If you throw the police under the bus often enough you may run out of police when you need them.
cc at March 22, 2021 9:27 AM
"I think Millennials and Boomers are equally taken in by someone who talks a good line ..." ~Isab
I won't argue with that. My point was more on general folk and how boomers have 'hard' lies while millennials have 'fluid' lies. I was also finding it interesting how you can almost separate boomers into various groups based on the lies they want to hear. The lies act like badges of membership.
Though it may be more of an age thing. People do get less flexible as they get older.
"I would have expected experience to establish dishonesty as the base state. Especially WRT political promises." ~IRA
I don't think boomers felt like everyone was a liar. But I'm not a boomer, so what do I know. For millennials it isn't just politicians. It isn't just the news media. Your neighbor, the clerk at the grocery store, a school teacher, etc. Everyone is a liar. Trust no one anywhere.
Which bakes in like the fear of nuclear war did. You don't get rampant paranoia. No one has the energy to keep that up. Instead it settles into the ideology. Yeah someone could set off a nuke and yeah you are stupid to take what anyone says at face value. Water is wet and the sky is blue. Are you going to ask me how fingers fing next?
Ben at March 22, 2021 10:19 AM
I don't think this new Asian hate meme is going to have the success that the BLM promotion did. It lacks depth and the target demographic is not as consolidated or demonstrative.
Plus, as noted above, it's mostly lies; or at worst, copycat behavior driven by a widely publicized lie.
Still, one wonders at the purpose of it all. Democrats/media trying to get Asians on their side(JJ) - possibly. Though, Democrats/media are the reason Asians went from the lowest unemployment rate to the next-highest; Covid panic shut down so many small businesses. Most small business owners have noticed the hypocrisy and incompetence as applied.
Nope, it's got to be a play for Chinese hegemony; and the sold-out American press is on board. U.S. ideas of liberty are a stumbling block for authoritarianism. To weaken the country you use the press to encourage protest and rioting by the underclass; and try to install a sock-puppet like Biden in the Presidency.
Now that young Americans are trained in CRT, any criticisms of Chinese assertiveness will be cancelled as anti-Asian rhetoric. Khruschev was right . . . “We will take America without firing a shot. We do not have to invade the U.S. We will destroy you from within....” But the Russians couldn't afford good PR. The Chinese are rollin'.
s at March 22, 2021 10:56 AM
So San Francisco School Board member Alison Collins is under fire for tweeting back in 2016 that Asians are "house niggers" who use white supremacist thinking to get ahead.
Her response?
Repeatedly accuse President Trump of racism and refuse to step down.
Gog_Magog_Carpet_Reclaimers at March 22, 2021 12:10 PM
Didn't the boomers not trust anyone over 30? Maybe because they thought they were liars?

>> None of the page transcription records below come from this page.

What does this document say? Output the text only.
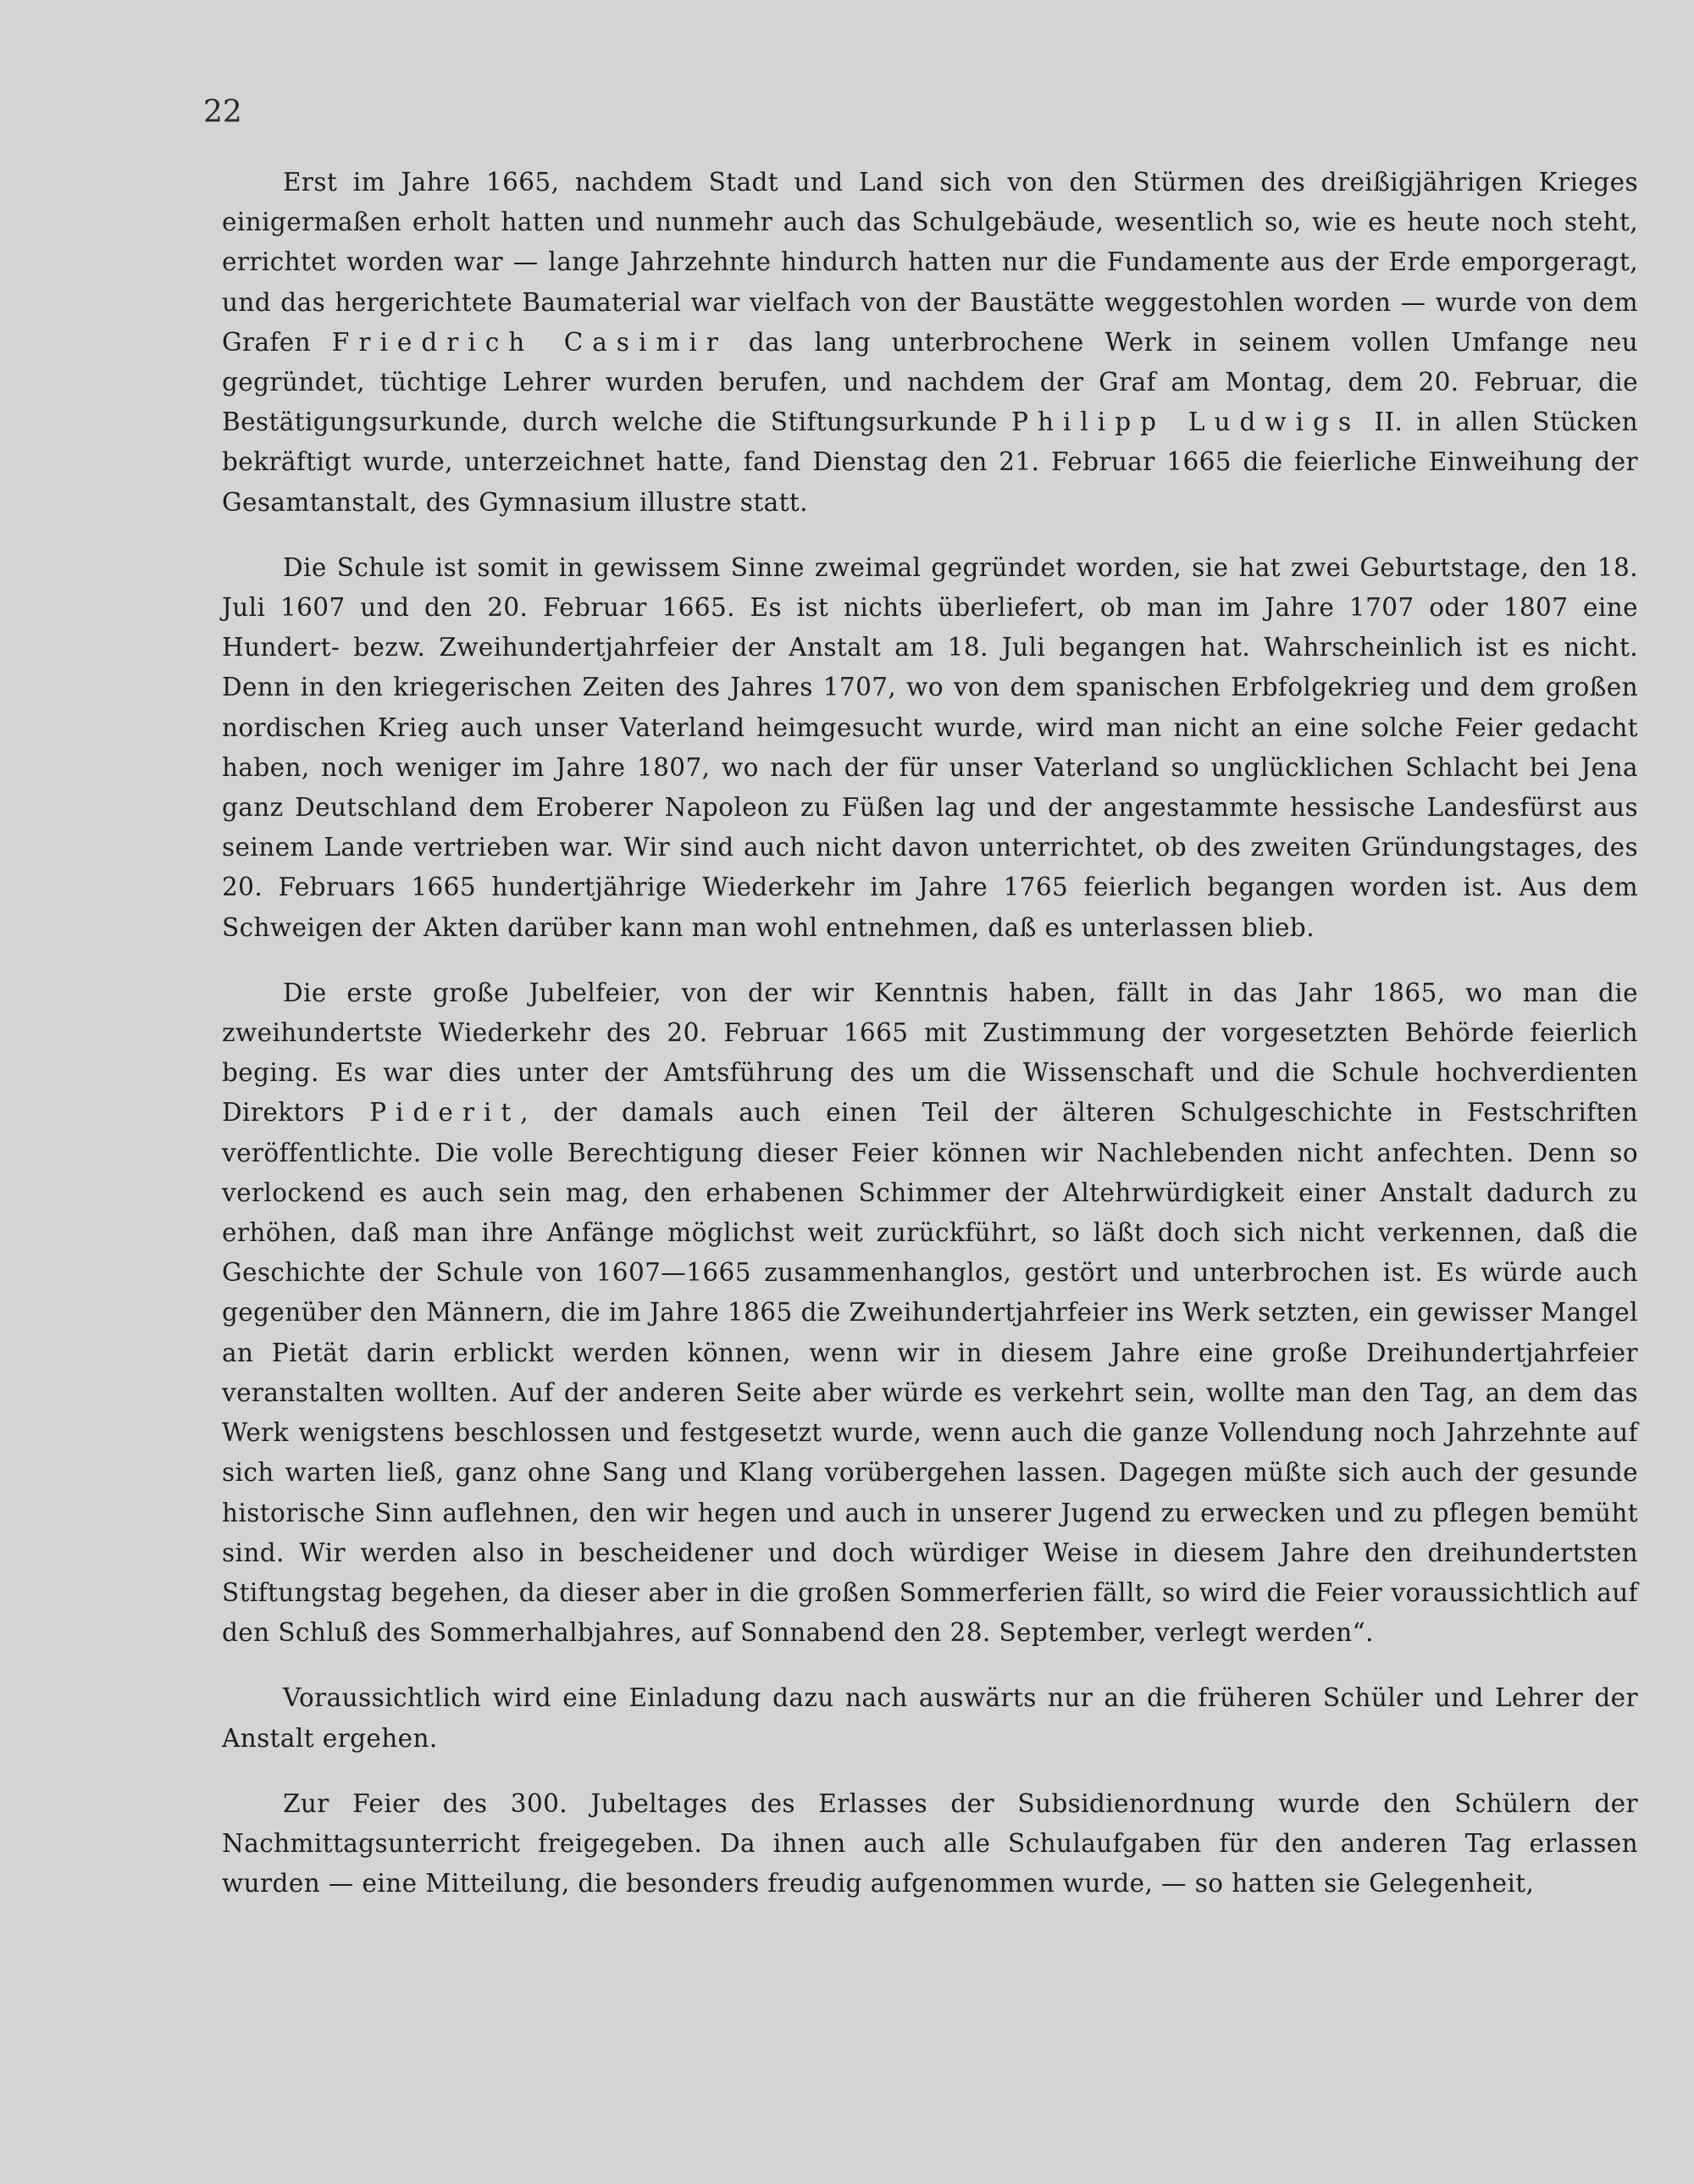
22

Erst im Jahre 1665, nachdem Stadt und Land sich von den Stürmen des dreißigjährigen Krieges einigermaßen erholt hatten und nunmehr auch das Schulgebäude, wesentlich so, wie es heute noch steht, errichtet worden war — lange Jahrzehnte hindurch hatten nur die Fundamente aus der Erde emporgeragt, und das hergerichtete Baumaterial war vielfach von der Baustätte weggestohlen worden — wurde von dem Grafen Friedrich Casimir das lang unterbrochene Werk in seinem vollen Umfange neu gegründet, tüchtige Lehrer wurden berufen, und nachdem der Graf am Montag, dem 20. Februar, die Bestätigungsurkunde, durch welche die Stiftungsurkunde Philipp Ludwigs II. in allen Stücken bekräftigt wurde, unterzeichnet hatte, fand Dienstag den 21. Februar 1665 die feierliche Einweihung der Gesamtanstalt, des Gymnasium illustre statt.

Die Schule ist somit in gewissem Sinne zweimal gegründet worden, sie hat zwei Geburtstage, den 18. Juli 1607 und den 20. Februar 1665. Es ist nichts überliefert, ob man im Jahre 1707 oder 1807 eine Hundert- bezw. Zweihundertjahrfeier der Anstalt am 18. Juli begangen hat. Wahrscheinlich ist es nicht. Denn in den kriegerischen Zeiten des Jahres 1707, wo von dem spanischen Erbfolgekrieg und dem großen nordischen Krieg auch unser Vaterland heimgesucht wurde, wird man nicht an eine solche Feier gedacht haben, noch weniger im Jahre 1807, wo nach der für unser Vaterland so unglücklichen Schlacht bei Jena ganz Deutschland dem Eroberer Napoleon zu Füßen lag und der angestammte hessische Landesfürst aus seinem Lande vertrieben war. Wir sind auch nicht davon unterrichtet, ob des zweiten Gründungstages, des 20. Februars 1665 hundertjährige Wiederkehr im Jahre 1765 feierlich begangen worden ist. Aus dem Schweigen der Akten darüber kann man wohl entnehmen, daß es unterlassen blieb.

Die erste große Jubelfeier, von der wir Kenntnis haben, fällt in das Jahr 1865, wo man die zweihundertste Wiederkehr des 20. Februar 1665 mit Zustimmung der vorgesetzten Behörde feierlich beging. Es war dies unter der Amtsführung des um die Wissenschaft und die Schule hochverdienten Direktors Piderit, der damals auch einen Teil der älteren Schulgeschichte in Festschriften veröffentlichte. Die volle Berechtigung dieser Feier können wir Nachlebenden nicht anfechten. Denn so verlockend es auch sein mag, den erhabenen Schimmer der Altehrwürdigkeit einer Anstalt dadurch zu erhöhen, daß man ihre Anfänge möglichst weit zurückführt, so läßt doch sich nicht verkennen, daß die Geschichte der Schule von 1607—1665 zusammenhanglos, gestört und unterbrochen ist. Es würde auch gegenüber den Männern, die im Jahre 1865 die Zweihundertjahrfeier ins Werk setzten, ein gewisser Mangel an Pietät darin erblickt werden können, wenn wir in diesem Jahre eine große Dreihundertjahrfeier veranstalten wollten. Auf der anderen Seite aber würde es verkehrt sein, wollte man den Tag, an dem das Werk wenigstens beschlossen und festgesetzt wurde, wenn auch die ganze Vollendung noch Jahrzehnte auf sich warten ließ, ganz ohne Sang und Klang vorübergehen lassen. Dagegen müßte sich auch der gesunde historische Sinn auflehnen, den wir hegen und auch in unserer Jugend zu erwecken und zu pflegen bemüht sind. Wir werden also in bescheidener und doch würdiger Weise in diesem Jahre den dreihundertsten Stiftungstag begehen, da dieser aber in die großen Sommerferien fällt, so wird die Feier voraussichtlich auf den Schluß des Sommerhalbjahres, auf Sonnabend den 28. September, verlegt werden“.

Voraussichtlich wird eine Einladung dazu nach auswärts nur an die früheren Schüler und Lehrer der Anstalt ergehen.

Zur Feier des 300. Jubeltages des Erlasses der Subsidienordnung wurde den Schülern der Nachmittagsunterricht freigegeben. Da ihnen auch alle Schulaufgaben für den anderen Tag erlassen wurden — eine Mitteilung, die besonders freudig aufgenommen wurde, — so hatten sie Gelegenheit,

NicoleK at March 22, 2021 1:29 PM
When they were under 30, sure.
Conan the Grammarian at March 22, 2021 2:52 PM
I always read that as don't trust your parents. Trust us instead.
But that was all well before my time.
On a different note I am feeling rich today. Our school district has issued laptops to everyone. Including kindergarteners. Yay. Now my kids can watch youtube instead of getting an education. What joy.
Ben at March 22, 2021 2:53 PM
If he drove past other targets and specifically targeted Asian massage parlors, I'd disagree.
Kevin, it had been my understanding that he was a customer at all three of the spas. Per an article I just found in the NYT, he was a customer at two of them, but they don’t yet know about the third one in the suburbs.